Moreno führte damals die Agenden an der ecuadorianischen Staatsspitze, weil sein Chef, Correa, mit seiner Wiederwahl beschäftigt war. Mit Erfolg. Correa wurde bereits im ersten Wahlgang mit einer breiten Mehrheit von mehr als 57 Prozent wiedergewählt. Später, 2017, durfte Correa nicht mehr kandidieren. Eine dritte konsekutive Amtszeit war gemäß der ecuadorianischen Verfassung noch verboten. Dafür wurde unter Correa 2015 die Verfassung dahin gehend geändert, dass ab 2021 ein Präsident unbegrenzt oft amtieren darf.
Nachdem Moreno in der zweiten Amtsperiode Correas Pause von Regierungsämtern gemacht hatte, trat er plötzlich 2017 als Präsidentschaftskandidat der linken Regierungspartei Alianza Pais an - und kam an die Macht. Allerdings nur knapp. In der Stichwahl erlangte er nur 51 Prozent gegen den konservativen Geschäftsmann Guillermo Lasso.
Doch der Entschluss, sich doch zum mächtigsten Mann im Andenstaat wählen zu lassen, blieb bei weitem nicht die einzige Überraschung, mit der Moreno aufwartete. Kurz nach seiner Wahl distanzierte er sich von seinem Vorgänger und Mentor Correa.
Distanzierung vom Vorgänger
Moreno sei entsetzt darüber, wie viel Korruption in der Regierung Correas geherrscht habe, sowie über die herrschende Verschuldungsquote. Im Oktober schlug er ein Referendum zum Umbau Ecuadors vor. Und kommenden Sonntag stimmt Ecuador über sieben Fragen ab, von denen ein paar reale Auswirkungen auf die Verfassung haben und die restlichen laut Kritikern "zum Versüßen" des Referendums gedacht sind.
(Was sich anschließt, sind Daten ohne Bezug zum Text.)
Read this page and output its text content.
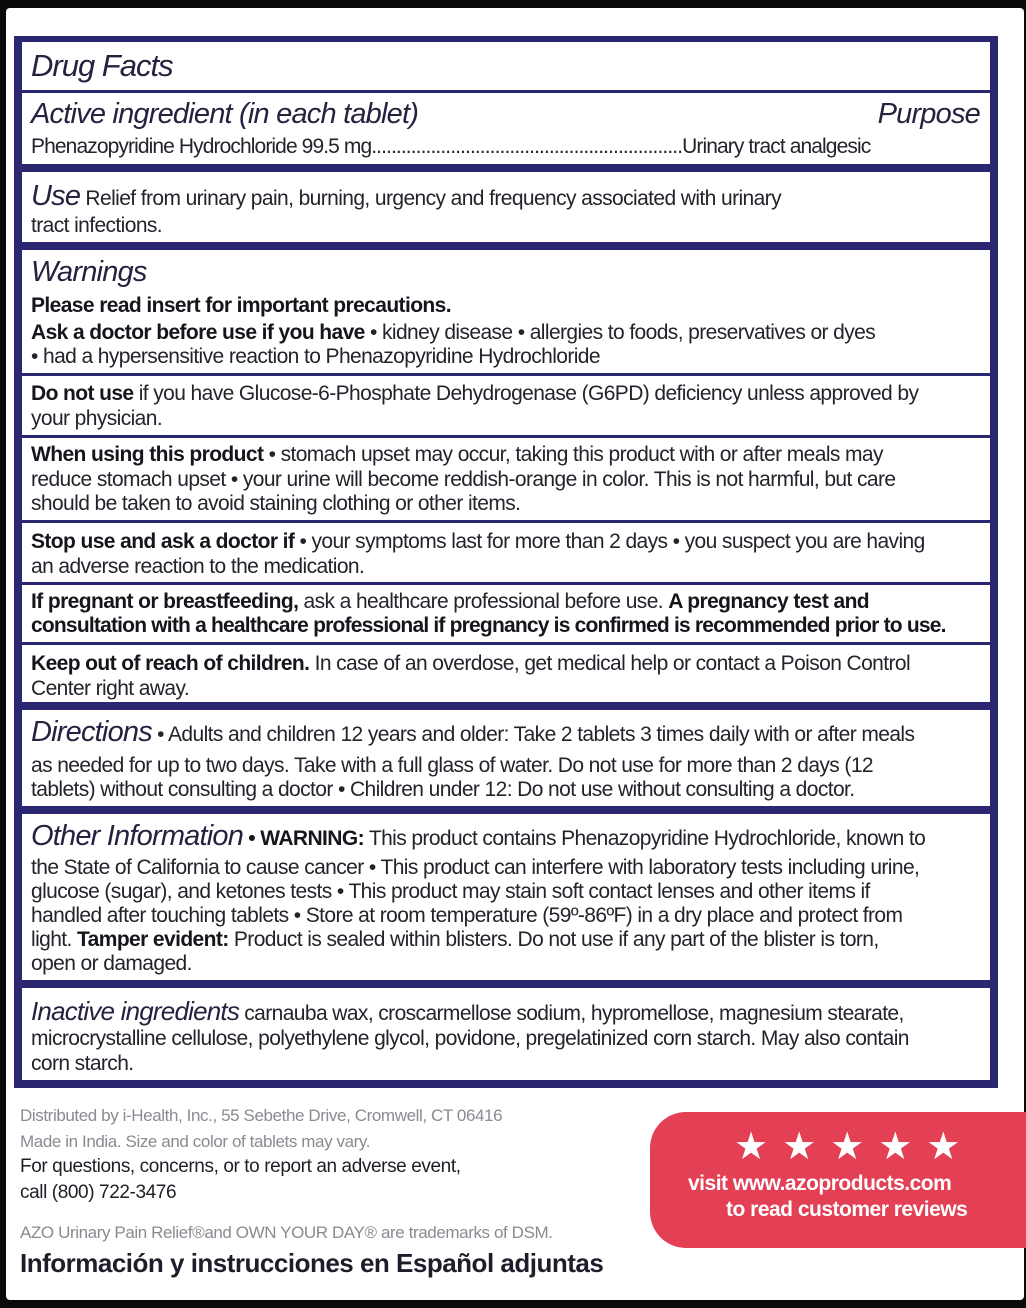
Drug Facts
Active ingredient (in each tablet)	Purpose
Phenazopyridine Hydrochloride 99.5 mg...............................................................Urinary tract analgesic
Use Relief from urinary pain, burning, urgency and frequency associated with urinary
tract infections.
Warnings
Please read insert for important precautions.
Ask a doctor before use if you have • kidney disease • allergies to foods, preservatives or dyes
• had a hypersensitive reaction to Phenazopyridine Hydrochloride
Do not use if you have Glucose-6-Phosphate Dehydrogenase (G6PD) deficiency unless approved by
your physician.
When using this product • stomach upset may occur, taking this product with or after meals may
reduce stomach upset • your urine will become reddish-orange in color. This is not harmful, but care
should be taken to avoid staining clothing or other items.
Stop use and ask a doctor if • your symptoms last for more than 2 days • you suspect you are having
an adverse reaction to the medication.
If pregnant or breastfeeding, ask a healthcare professional before use. A pregnancy test and
consultation with a healthcare professional if pregnancy is confirmed is recommended prior to use.
Keep out of reach of children. In case of an overdose, get medical help or contact a Poison Control
Center right away.
Directions • Adults and children 12 years and older: Take 2 tablets 3 times daily with or after meals
as needed for up to two days. Take with a full glass of water. Do not use for more than 2 days (12
tablets) without consulting a doctor • Children under 12: Do not use without consulting a doctor.
Other Information • WARNING: This product contains Phenazopyridine Hydrochloride, known to
the State of California to cause cancer • This product can interfere with laboratory tests including urine,
glucose (sugar), and ketones tests • This product may stain soft contact lenses and other items if
handled after touching tablets • Store at room temperature (59º-86ºF) in a dry place and protect from
light. Tamper evident: Product is sealed within blisters. Do not use if any part of the blister is torn,
open or damaged.
Inactive ingredients carnauba wax, croscarmellose sodium, hypromellose, magnesium stearate,
microcrystalline cellulose, polyethylene glycol, povidone, pregelatinized corn starch. May also contain
corn starch.
Distributed by i-Health, Inc., 55 Sebethe Drive, Cromwell, CT 06416
Made in India. Size and color of tablets may vary.
For questions, concerns, or to report an adverse event,
call (800) 722-3476
AZO Urinary Pain Relief®and OWN YOUR DAY® are trademarks of DSM.
Información y instrucciones en Español adjuntas
★★★★★
visit www.azoproducts.com
to read customer reviews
Also Fragen, auf die kaum jemand mit Nein stimmen würde; zwei davon haben nicht einmal Verfassungsrang und könnten jederzeit mit Dekreten beschlossen werden.
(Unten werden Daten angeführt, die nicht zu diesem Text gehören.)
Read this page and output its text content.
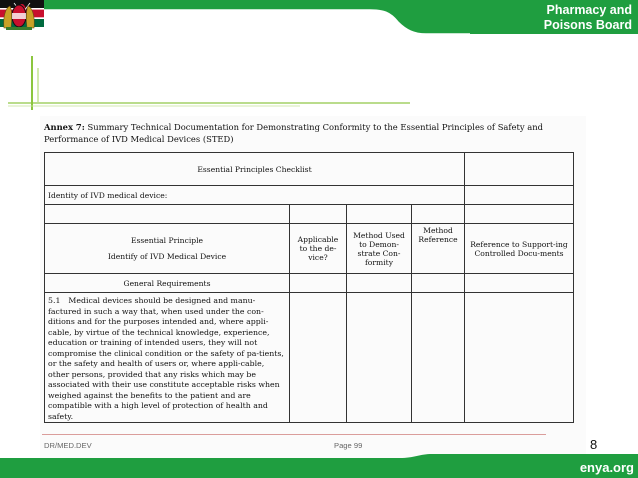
Pharmacy and Poisons Board
Annex 7: Summary Technical Documentation for Demonstrating Conformity to the Essential Principles of Safety and Performance of IVD Medical Devices (STED)
Essential Principles Checklist				
Identity of IVD medical device:				

Essential Principle
Identify of IVD Medical Device	Applicable to the de-vice?	Method Used to Demon-strate Con-formity	Method Reference	Reference to Support-ing Controlled Docu-ments
General Requirements				
5.1 Medical devices should be designed and manu-factured in such a way that, when used under the con-ditions and for the purposes intended and, where appli-cable, by virtue of the technical knowledge, experience, education or training of intended users, they will not compromise the clinical condition or the safety of pa-tients, or the safety and health of users or, where appli-cable, other persons, provided that any risks which may be associated with their use constitute acceptable risks when weighed against the benefits to the patient and are compatible with a high level of protection of health and safety.				
DR/MED.DEV	Page 99	8
enya.org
Die erste Frage ist der Bekämpfung der Korruption geschuldet: Ecuadors Bürger sollen entscheiden, ob ein Politiker, der der Korruption für schuldig befunden wurde, für immer von öffentlichen Ämtern ausgeschlossen sein soll. Bei dieser Frage sind sich Experten nicht einig, ob dieses Gesetz auch rückwirkend angewendet werden könnte. Das beträfe diesfalls wahrscheinlich viele frühere Mitstreiter in der Regierung Correas. Im Dezember hat etwa die ecuadorianische NGO "Anti-Korruptions-Kommission" festgestellt, dass dem ecuadorianischen Staat in den vergangenen zehn Jahren ein Schaden von rund 35 Milliarden Dollar entstanden ist - in Form von Schmiergeldzahlungen, erhöhten Preisen bei Vergaben und Steuerhinterziehung. Das entspricht rund 30 Prozent der Wirtschaftsleistung Ecuadors 2016.
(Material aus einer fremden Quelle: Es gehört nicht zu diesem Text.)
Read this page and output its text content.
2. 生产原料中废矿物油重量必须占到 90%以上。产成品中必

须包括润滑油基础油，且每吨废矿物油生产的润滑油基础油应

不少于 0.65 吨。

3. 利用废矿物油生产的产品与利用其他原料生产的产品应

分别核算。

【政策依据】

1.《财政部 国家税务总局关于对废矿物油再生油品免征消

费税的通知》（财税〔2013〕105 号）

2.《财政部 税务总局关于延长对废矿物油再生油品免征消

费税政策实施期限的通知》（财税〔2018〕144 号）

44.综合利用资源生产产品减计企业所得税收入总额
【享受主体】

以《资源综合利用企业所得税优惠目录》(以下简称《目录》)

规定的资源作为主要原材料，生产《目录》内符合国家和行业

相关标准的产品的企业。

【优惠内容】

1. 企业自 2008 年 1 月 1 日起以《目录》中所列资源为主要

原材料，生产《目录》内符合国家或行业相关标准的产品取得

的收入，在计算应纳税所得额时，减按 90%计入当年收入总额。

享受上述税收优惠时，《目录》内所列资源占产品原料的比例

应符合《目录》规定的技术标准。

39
Die zweite Frage bezieht sich auf die Befristung der Amtszeiten. Politiker dürfen nur einmal auf den selben Posten wiedergewählt werden. Wenn diese Verfassungsänderung rückwirkend angewendet werden soll, dann kann Correa doch nicht, wie es offenbar dessen Plan war, 2021 erneut kandidieren. Kein Wunder, dass Correa von einem "Staatsstreich" spricht und vor kurzem aus Protest aus seiner eigenen Partei, der Alianza Pais, ausgetreten ist.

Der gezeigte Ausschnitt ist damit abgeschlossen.